Alors qu’un désordre chaotique régnait dans le monde, suite à la décision gouvernementale de restreindre nos libertés grâce à un confinement commencé un mois auparavant dans le cadre de l’épidémie du Covid 19. Dans un premier temps, j’ai souhaité exprimer une colère mal définie, dans un contexte émotionnel peu maîtrisé.
J’ai utilisé des seringues afin de projeter de la couleur rouge sur la toile. de manière aléatoire. Ainsi, sont apparues des couleurs et des taches, que j’ai laissé mûrir plusieurs jours, avant de les exploiter. J’ai continué de nourrir cette confusion de matière avec des empreintes réalisées avec un couteau (coquillage) et la panière verte d’un pot à cornichons.
A partir de ces traces, j’ai imaginé la possibilité d’humaniser le Covid 19 sous une forme masculine, je lui ai donné un visage avec de l’ocre jaune utilisant les rainures graphiques du rouge.
De sa présence, est née celle de Salus, personnification de la santé, de la prospérité et du bien-être public. Cette divinité romaine sans légende, était associée à la déesse hellenique Hygie (la santé), fille d’Asclépios (dieu de la médecine) et de Lampétie. Salus était représentée sous la figure d’une jeune personne accompagnée d’un serpent, attribut du monde infernal. Elle était invoquée par les malades et l’état romain lorsque de graves circonstances l’exigeaient.
Je l’ai dessiné au fusain avec son attribut, et l’idée de trouver une corrélation entre sa chevelure et le serpent, dont la tête semble sortir de la bouche ouverte du roi Covid. J’ai travaillé le fond et la forme en alternance en exploitant une palette de couleurs et de glacis, des ocres aux gris colorés, en passant par les rouges, les bleus, le brou de noix, le blanc et le noir ; dans une recherche permanente du volume, du contraste, de l’ombre et de la lumière.

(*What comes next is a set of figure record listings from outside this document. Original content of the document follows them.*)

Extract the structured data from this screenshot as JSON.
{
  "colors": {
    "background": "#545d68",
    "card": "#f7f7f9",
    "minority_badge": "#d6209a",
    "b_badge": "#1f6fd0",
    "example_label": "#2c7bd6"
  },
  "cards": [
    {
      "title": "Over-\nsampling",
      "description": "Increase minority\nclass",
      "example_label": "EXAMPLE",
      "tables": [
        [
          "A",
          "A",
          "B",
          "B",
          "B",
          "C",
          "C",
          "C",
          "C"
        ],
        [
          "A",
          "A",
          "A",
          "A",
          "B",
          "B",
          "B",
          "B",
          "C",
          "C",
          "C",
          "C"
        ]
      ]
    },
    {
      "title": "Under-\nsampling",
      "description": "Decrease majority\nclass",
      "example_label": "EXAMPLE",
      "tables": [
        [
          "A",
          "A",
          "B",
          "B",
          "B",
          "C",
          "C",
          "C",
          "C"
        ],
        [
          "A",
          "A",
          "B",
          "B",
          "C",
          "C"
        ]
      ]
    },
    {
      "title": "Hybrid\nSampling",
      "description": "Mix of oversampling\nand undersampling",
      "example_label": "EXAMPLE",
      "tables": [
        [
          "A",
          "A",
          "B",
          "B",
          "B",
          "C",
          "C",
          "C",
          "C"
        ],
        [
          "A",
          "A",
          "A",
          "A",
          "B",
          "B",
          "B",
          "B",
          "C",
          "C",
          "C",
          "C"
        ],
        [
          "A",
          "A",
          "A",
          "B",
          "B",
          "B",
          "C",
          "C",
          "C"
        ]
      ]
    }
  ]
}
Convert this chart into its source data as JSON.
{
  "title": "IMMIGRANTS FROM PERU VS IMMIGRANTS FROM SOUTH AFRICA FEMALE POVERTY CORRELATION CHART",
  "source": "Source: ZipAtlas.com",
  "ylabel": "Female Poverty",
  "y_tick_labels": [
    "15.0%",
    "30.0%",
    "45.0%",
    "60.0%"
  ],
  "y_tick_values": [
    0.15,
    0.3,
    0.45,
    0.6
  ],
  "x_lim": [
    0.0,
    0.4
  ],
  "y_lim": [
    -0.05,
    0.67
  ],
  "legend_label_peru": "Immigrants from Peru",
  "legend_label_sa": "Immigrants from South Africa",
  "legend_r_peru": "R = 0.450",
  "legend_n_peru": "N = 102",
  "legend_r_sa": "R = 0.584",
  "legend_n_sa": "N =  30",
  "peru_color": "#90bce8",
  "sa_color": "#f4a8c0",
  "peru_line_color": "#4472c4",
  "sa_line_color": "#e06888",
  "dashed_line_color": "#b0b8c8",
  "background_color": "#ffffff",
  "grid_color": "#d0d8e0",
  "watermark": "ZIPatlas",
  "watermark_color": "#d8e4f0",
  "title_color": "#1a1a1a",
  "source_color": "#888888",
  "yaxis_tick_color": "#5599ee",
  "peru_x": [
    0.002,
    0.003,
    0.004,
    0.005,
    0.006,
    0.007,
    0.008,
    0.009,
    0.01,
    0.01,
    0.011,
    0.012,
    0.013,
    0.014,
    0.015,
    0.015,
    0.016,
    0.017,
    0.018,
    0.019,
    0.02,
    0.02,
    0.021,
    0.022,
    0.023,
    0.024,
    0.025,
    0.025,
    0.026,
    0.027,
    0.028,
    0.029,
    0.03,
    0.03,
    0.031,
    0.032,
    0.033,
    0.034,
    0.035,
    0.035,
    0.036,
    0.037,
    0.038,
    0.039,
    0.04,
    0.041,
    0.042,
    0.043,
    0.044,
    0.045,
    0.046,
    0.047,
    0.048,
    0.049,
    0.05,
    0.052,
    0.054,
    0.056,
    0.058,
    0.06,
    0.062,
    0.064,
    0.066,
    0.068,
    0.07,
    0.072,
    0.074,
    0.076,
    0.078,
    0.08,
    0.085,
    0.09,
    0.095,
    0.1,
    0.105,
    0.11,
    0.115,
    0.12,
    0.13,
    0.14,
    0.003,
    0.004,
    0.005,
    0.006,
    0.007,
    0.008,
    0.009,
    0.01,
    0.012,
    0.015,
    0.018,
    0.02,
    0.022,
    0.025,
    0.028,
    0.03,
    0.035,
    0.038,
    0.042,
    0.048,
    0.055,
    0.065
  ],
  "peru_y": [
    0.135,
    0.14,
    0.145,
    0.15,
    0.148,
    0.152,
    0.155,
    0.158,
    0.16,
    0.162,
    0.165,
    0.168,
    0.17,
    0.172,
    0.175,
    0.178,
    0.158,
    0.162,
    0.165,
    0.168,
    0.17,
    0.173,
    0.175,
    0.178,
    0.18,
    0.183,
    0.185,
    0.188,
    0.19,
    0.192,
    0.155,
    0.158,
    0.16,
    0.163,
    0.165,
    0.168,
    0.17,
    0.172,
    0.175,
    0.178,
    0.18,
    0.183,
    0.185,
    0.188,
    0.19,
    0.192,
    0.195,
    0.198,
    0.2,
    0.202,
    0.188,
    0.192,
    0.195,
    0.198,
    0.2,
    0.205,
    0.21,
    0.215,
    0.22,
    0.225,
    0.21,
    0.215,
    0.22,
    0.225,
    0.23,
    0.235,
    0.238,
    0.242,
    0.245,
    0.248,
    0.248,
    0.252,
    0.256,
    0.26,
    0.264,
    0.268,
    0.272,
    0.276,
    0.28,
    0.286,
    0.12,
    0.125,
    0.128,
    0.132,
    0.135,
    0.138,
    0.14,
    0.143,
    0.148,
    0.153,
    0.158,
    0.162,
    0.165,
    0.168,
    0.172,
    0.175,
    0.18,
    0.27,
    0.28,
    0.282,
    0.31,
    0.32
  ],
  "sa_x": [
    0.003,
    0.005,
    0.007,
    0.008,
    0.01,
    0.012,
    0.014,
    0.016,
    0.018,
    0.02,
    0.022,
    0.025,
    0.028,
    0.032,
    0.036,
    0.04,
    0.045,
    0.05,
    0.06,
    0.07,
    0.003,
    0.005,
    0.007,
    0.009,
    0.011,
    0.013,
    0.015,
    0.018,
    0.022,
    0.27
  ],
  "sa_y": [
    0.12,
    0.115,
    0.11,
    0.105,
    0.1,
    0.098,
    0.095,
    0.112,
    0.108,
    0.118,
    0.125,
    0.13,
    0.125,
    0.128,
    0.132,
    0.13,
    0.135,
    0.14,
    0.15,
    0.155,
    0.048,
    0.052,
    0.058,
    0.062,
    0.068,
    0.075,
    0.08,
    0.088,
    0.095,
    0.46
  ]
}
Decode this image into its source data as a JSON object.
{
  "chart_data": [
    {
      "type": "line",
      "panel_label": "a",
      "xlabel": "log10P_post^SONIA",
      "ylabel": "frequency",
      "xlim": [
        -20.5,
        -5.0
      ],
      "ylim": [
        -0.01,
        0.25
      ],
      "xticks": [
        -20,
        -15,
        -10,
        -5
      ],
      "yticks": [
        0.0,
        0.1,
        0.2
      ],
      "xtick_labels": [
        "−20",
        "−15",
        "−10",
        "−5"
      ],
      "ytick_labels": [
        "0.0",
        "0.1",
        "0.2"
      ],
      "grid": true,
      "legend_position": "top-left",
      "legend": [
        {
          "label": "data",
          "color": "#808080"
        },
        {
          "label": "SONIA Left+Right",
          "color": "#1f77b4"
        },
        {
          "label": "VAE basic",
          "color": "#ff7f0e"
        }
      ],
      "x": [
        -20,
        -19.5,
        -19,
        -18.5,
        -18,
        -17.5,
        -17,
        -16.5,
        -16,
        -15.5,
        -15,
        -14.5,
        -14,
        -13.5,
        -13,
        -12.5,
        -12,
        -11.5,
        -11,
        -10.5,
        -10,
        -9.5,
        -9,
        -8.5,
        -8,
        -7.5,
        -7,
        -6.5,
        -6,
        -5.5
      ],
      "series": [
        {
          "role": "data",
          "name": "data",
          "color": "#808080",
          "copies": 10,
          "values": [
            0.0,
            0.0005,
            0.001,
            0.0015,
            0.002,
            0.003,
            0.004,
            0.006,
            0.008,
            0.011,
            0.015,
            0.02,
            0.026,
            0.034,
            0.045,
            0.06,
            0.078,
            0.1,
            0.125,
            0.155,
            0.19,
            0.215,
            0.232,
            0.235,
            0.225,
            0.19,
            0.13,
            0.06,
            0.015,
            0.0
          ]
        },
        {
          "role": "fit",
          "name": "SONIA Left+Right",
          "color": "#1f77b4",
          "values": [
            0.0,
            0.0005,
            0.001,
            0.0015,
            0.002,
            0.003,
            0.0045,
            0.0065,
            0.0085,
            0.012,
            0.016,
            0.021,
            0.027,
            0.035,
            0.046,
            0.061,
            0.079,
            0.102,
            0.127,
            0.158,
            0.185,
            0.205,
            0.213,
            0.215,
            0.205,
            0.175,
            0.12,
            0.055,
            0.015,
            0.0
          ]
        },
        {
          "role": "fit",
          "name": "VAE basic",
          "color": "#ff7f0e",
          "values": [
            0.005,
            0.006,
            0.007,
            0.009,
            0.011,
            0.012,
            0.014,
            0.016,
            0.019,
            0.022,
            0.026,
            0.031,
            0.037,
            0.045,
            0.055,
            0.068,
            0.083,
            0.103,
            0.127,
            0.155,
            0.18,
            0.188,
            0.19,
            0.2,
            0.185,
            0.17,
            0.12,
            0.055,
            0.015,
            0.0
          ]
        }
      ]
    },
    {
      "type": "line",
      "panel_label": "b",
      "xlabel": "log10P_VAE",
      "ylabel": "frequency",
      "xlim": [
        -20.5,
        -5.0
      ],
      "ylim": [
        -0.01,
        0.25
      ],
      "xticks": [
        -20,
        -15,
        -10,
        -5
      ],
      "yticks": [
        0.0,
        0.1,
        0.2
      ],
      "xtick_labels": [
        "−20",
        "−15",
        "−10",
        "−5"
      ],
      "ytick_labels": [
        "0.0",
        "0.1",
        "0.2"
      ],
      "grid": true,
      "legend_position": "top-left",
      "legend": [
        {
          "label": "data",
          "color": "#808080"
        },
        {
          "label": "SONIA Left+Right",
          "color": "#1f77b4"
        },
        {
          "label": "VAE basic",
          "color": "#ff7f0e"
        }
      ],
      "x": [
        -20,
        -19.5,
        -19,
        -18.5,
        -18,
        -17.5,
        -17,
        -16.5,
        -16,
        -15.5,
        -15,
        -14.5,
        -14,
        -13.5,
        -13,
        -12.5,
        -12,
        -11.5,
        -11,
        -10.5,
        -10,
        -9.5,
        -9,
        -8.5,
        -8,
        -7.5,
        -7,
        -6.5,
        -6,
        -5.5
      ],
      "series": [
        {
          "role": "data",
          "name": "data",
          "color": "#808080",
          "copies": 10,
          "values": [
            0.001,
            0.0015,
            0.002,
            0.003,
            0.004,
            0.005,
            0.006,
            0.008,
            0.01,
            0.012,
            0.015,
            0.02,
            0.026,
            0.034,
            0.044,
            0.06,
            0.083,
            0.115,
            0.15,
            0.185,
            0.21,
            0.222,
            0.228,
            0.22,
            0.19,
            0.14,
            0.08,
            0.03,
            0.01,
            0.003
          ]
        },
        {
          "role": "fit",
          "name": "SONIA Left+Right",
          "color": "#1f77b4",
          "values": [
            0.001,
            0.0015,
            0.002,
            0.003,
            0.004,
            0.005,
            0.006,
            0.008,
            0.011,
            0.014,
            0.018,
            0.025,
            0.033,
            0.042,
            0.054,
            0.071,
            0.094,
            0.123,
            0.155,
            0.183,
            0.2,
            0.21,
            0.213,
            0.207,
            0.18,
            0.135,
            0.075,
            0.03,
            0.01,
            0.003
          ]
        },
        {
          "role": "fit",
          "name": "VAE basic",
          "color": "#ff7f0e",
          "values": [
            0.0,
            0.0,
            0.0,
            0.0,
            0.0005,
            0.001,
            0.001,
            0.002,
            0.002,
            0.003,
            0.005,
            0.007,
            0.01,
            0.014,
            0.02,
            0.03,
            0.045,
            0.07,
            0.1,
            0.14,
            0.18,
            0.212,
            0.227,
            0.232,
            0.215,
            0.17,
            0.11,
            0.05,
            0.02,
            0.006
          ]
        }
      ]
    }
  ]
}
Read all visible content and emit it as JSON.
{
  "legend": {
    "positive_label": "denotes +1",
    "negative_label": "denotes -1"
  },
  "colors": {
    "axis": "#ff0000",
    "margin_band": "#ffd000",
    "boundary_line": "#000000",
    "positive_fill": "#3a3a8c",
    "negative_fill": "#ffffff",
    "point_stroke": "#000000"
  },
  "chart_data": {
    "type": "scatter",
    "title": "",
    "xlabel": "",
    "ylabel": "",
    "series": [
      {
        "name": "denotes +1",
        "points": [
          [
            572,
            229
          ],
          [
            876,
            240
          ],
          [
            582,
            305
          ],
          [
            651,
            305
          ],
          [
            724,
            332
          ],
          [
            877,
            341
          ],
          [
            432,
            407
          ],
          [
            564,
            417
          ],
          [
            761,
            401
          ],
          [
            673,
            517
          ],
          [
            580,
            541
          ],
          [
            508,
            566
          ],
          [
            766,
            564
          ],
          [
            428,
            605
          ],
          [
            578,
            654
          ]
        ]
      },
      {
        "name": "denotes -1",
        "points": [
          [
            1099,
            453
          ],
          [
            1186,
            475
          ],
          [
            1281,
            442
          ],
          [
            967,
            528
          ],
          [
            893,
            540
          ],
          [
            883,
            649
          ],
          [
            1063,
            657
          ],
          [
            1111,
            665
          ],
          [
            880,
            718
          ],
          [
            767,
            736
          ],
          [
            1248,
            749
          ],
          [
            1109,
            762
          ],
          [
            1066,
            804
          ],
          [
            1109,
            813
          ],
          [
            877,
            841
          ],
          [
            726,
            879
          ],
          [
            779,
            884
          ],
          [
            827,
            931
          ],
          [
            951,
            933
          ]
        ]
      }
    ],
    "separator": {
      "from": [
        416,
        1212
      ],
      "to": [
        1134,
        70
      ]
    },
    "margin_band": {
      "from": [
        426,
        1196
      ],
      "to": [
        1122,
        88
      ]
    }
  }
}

Au fur et à mesure que les personnages prenaient vie, j’ai songé à faire naître un coquelicot, imaginé comme un symbole de liberté, dont certains pétales sont éparpillés.
A l’instar du roi Covid, Salus n’a qu’un œil visible ; le second se cache derrière la fleur, apparue tardivement dans la conception de sa figure. Le serpent occupe une place importante. 11 a nécessité une attention particulière, notamment dans la réalisation de certains détails, conçus selon de nombreux repentirs.
Peu à peu, j’ai cherché à trouver un équilibre entre les formes et le fond, que j’ai progressivement modifié en fonction des personnages, de manière à former un ensemble de lignes et de couleurs qui s’imbriquent les unes dans les autres, se confondent et se répondent. J’ai souhaité relier Salus et le roi Covid par un seul trait d’union entre l’œil de chacun. Ainsi, la mort, souvent mise à distance, rejoint la vie à laquelle elle est censée appartenir.
J’ai achevé cette création le 18 juillet 2020, alors que le confinement est derrière nous mais que le port du masque est devenu obligatoire depuis le 20 juillet, pour une durée incertaine.